How to support a loved one after a dementia diagnosis
Being diagnosed with any degenerative disease is a frightening and daunting experience, and dementia is no exception.
However, in today’s society, dementia doesn’t have to ruin anyone’s life. Many patients with the condition are able to live independently and enjoy fulfilling lives for many years after an initial diagnosis.
If someone you love has been diagnosed with dementia, then read on to find tips on how you can support them.
Communicate with them
When someone you love is diagnosed with dementia, their life will drastically change, and they may feel lost and scared. It is imperative that you communicate with them and make them aware that you are there to support them through this challenge. Throughout the process of adapting their life around their diagnosis, you need to communicate with them so that you know what they want and need.
Research their condition
Dementia is more than just forgetfulness; it is a complex disease that is unique to every patient. As such, you need to research the symptoms and learn more about it and the treatments available, so that you can talk to your loved one and offer them informed advice. You can also help them to learn about the condition so that you both understand what’s going on and how it will affect their life.
Ensuring correct medication
Many dementia patients take a range of pills, both for the disease and for other conditions. Dementia can make it harder for patients to remember to take their medication, but this is vital if they’re going to live an independent and fulfilling life. Consider getting them an automatic pill dispenser to ensure that they’re always notified when they need to take their medication.
Research natural ways to support dementia
Did you know that you can reduce and even reverse the symptoms of dementia through lifestyle changes such as physical exercise, mental exercise, diet and sleep?

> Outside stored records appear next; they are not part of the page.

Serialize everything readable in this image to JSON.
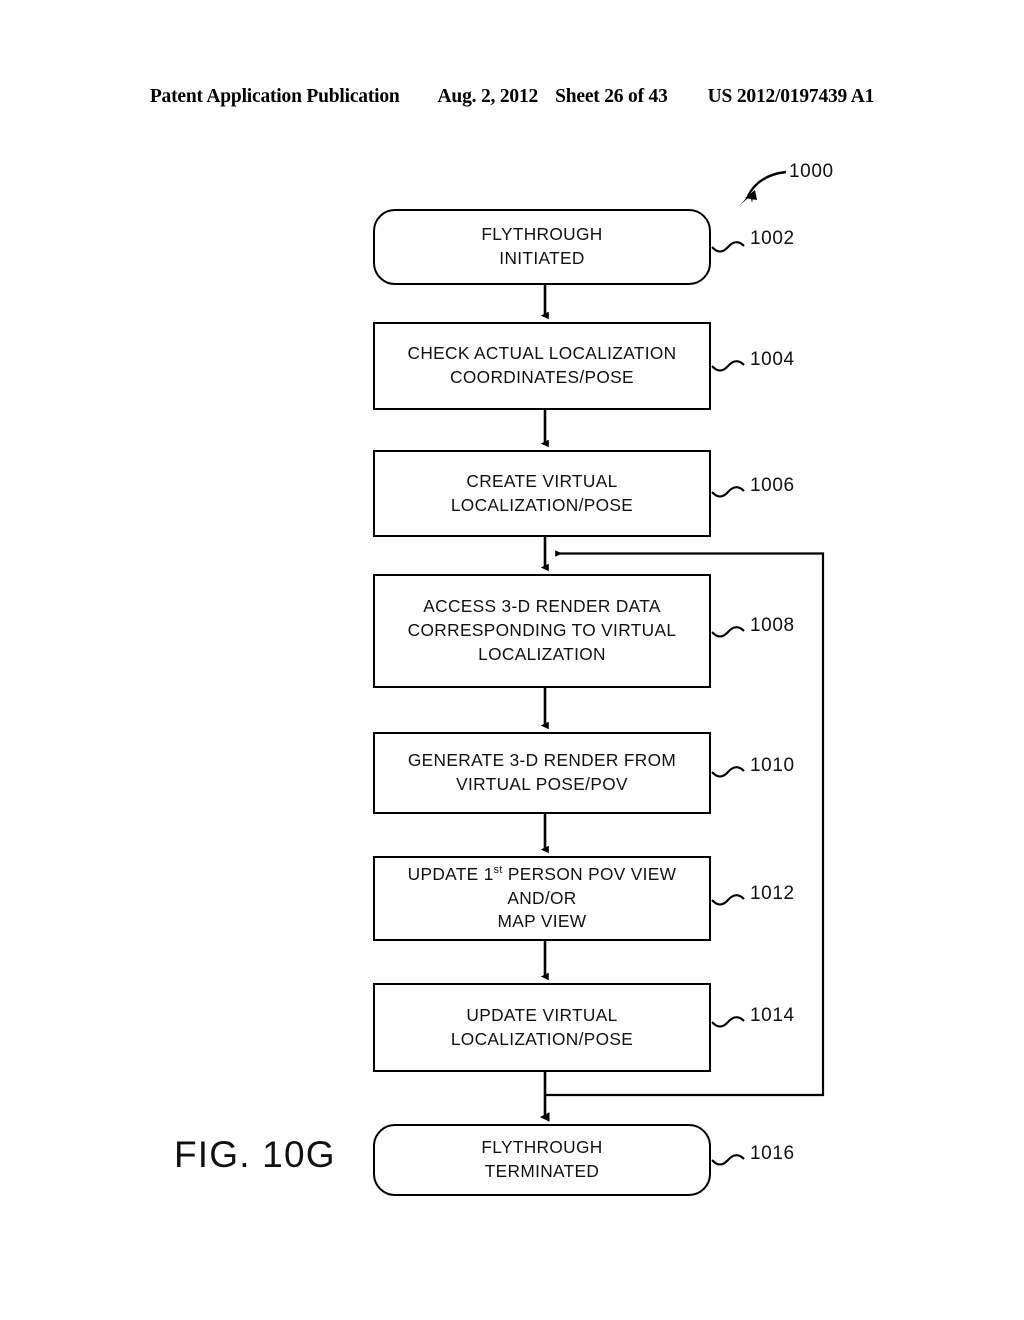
{
  "header": {
    "publication": "Patent Application Publication",
    "date": "Aug. 2, 2012",
    "sheet": "Sheet 26 of 43",
    "patent_number": "US 2012/0197439 A1"
  },
  "figure": {
    "caption": "FIG. 10G",
    "overall_ref": "1000",
    "type": "flowchart",
    "nodes": [
      {
        "ref": "1002",
        "shape": "rounded-terminal",
        "lines": [
          "FLYTHROUGH",
          "INITIATED"
        ],
        "text": "FLYTHROUGH INITIATED"
      },
      {
        "ref": "1004",
        "shape": "rectangle",
        "lines": [
          "CHECK ACTUAL LOCALIZATION",
          "COORDINATES/POSE"
        ],
        "text": "CHECK ACTUAL LOCALIZATION COORDINATES/POSE"
      },
      {
        "ref": "1006",
        "shape": "rectangle",
        "lines": [
          "CREATE VIRTUAL",
          "LOCALIZATION/POSE"
        ],
        "text": "CREATE VIRTUAL LOCALIZATION/POSE"
      },
      {
        "ref": "1008",
        "shape": "rectangle",
        "lines": [
          "ACCESS 3-D RENDER DATA",
          "CORRESPONDING TO VIRTUAL",
          "LOCALIZATION"
        ],
        "text": "ACCESS 3-D RENDER DATA CORRESPONDING TO VIRTUAL LOCALIZATION"
      },
      {
        "ref": "1010",
        "shape": "rectangle",
        "lines": [
          "GENERATE 3-D RENDER FROM",
          "VIRTUAL POSE/POV"
        ],
        "text": "GENERATE 3-D RENDER FROM VIRTUAL POSE/POV"
      },
      {
        "ref": "1012",
        "shape": "rectangle",
        "lines": [
          "UPDATE 1st PERSON POV VIEW",
          "AND/OR",
          "MAP VIEW"
        ],
        "text": "UPDATE 1st PERSON POV VIEW AND/OR MAP VIEW",
        "superscript_line": 0,
        "superscript_prefix": "UPDATE 1",
        "superscript_text": "st",
        "superscript_suffix": " PERSON POV VIEW"
      },
      {
        "ref": "1014",
        "shape": "rectangle",
        "lines": [
          "UPDATE VIRTUAL",
          "LOCALIZATION/POSE"
        ],
        "text": "UPDATE VIRTUAL LOCALIZATION/POSE"
      },
      {
        "ref": "1016",
        "shape": "rounded-terminal",
        "lines": [
          "FLYTHROUGH",
          "TERMINATED"
        ],
        "text": "FLYTHROUGH TERMINATED"
      }
    ],
    "connectors": [
      {
        "from": "1002",
        "to": "1004",
        "style": "solid-arrow"
      },
      {
        "from": "1004",
        "to": "1006",
        "style": "solid-arrow"
      },
      {
        "from": "1006",
        "to": "1008",
        "style": "solid-arrow"
      },
      {
        "from": "1008",
        "to": "1010",
        "style": "solid-arrow"
      },
      {
        "from": "1010",
        "to": "1012",
        "style": "solid-arrow"
      },
      {
        "from": "1012",
        "to": "1014",
        "style": "solid-arrow"
      },
      {
        "from": "1014",
        "to": "1016",
        "style": "solid-arrow"
      },
      {
        "from": "1014",
        "to": "1008",
        "style": "feedback-loop-right"
      }
    ],
    "colors": {
      "line": "#000000",
      "fill": "#ffffff",
      "text": "#111111"
    }
  }
}
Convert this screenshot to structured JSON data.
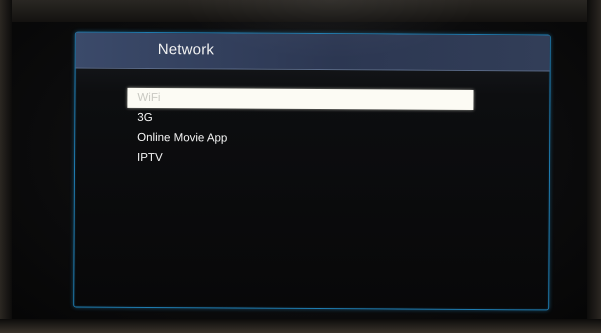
{
  "header": {
    "title": "Network"
  },
  "menu": {
    "items": [
      {
        "label": "WiFi",
        "selected": true
      },
      {
        "label": "3G",
        "selected": false
      },
      {
        "label": "Online Movie App",
        "selected": false
      },
      {
        "label": "IPTV",
        "selected": false
      }
    ]
  },
  "colors": {
    "accent_border": "#1f7cb0",
    "header_bg": "#34405c",
    "selection_bg": "#fcfbf4",
    "text": "#f4f4f4"
  }
}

In fact, there are steps most of us should be taken NOW to reduce the risk of dementia and Alzheimers!
Find what support is available locally
In most local authorities across the country, support for people with dementia is a high priority and many have formed a Local Dementia Action Alliance (LDAA). LDAAs work with a number of other organisations in their respective areas including social care providers, businesses, doctors, community groups and many more, with the aim of creating Dementia Friendly Communities. Click here to find LDAA near you.
Guide them through the changes that they need to make
A dementia diagnosis means that most patients need to adjust their lifestyles. They certainly need to consider the general lifestyle changes we have already mentioned, but there may be some bigger changes they need to make.

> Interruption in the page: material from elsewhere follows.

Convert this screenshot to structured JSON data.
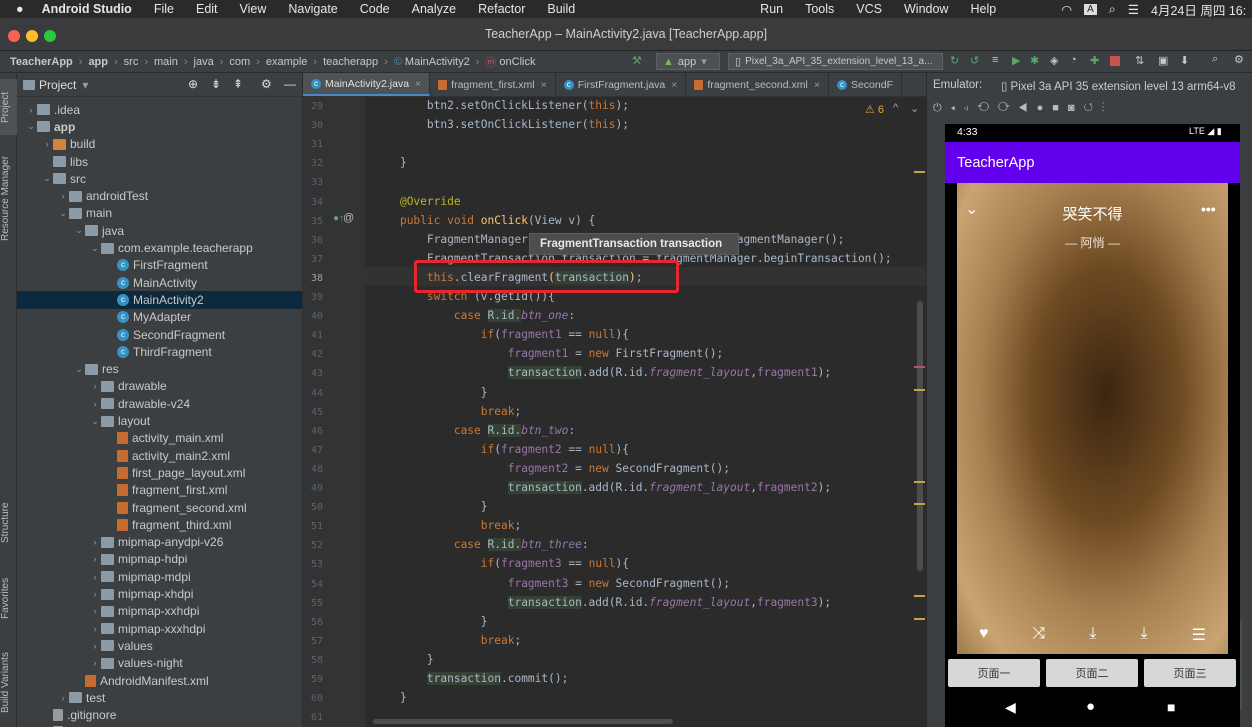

For example, they might need to consider an alternative living situation or giving up an adored hobby which might now be unsafe for them to participate in. These colossal changes can be frightening and overwhelming, so try to be there for them every step of the way and support them as best you can. By being there with them and helping them to get through each adjustment, you’ll be able to make the process of adapting to life with dementia a little easier and less intimidating.
Adapt their home
If your loved one is eager to continue living in their home, then you need to help them to adapt it to make sure that it is safe. There are various ways to adapt a home for someone with dementia, including providing large clock faces, adding mobility aides and more. Help them to find the products and technology that works for them, so that they can live independently and safely in their own home for as long as possible.
Always treat them with respect
Dementia doesn’t automatically transform someone from a beloved relative into anything scary, so it’s crucial that you try not to treat them differently after their diagnosis. Their opinions are still valid, even if you don’t agree with them. If they want to do something that you believe will endanger their safety, then it’s vital that you reason with them and talk to them respectfully to show them why you are concerned and come to a compromise that benefits everyone.
Overall, everyone is different, and as such, you need to be supportive and work closely with your loved one to find out about what they need and how you can help them to live with their dementia. This article should help you to find inspiration so that you can be a loving and valuable friend during this tough time.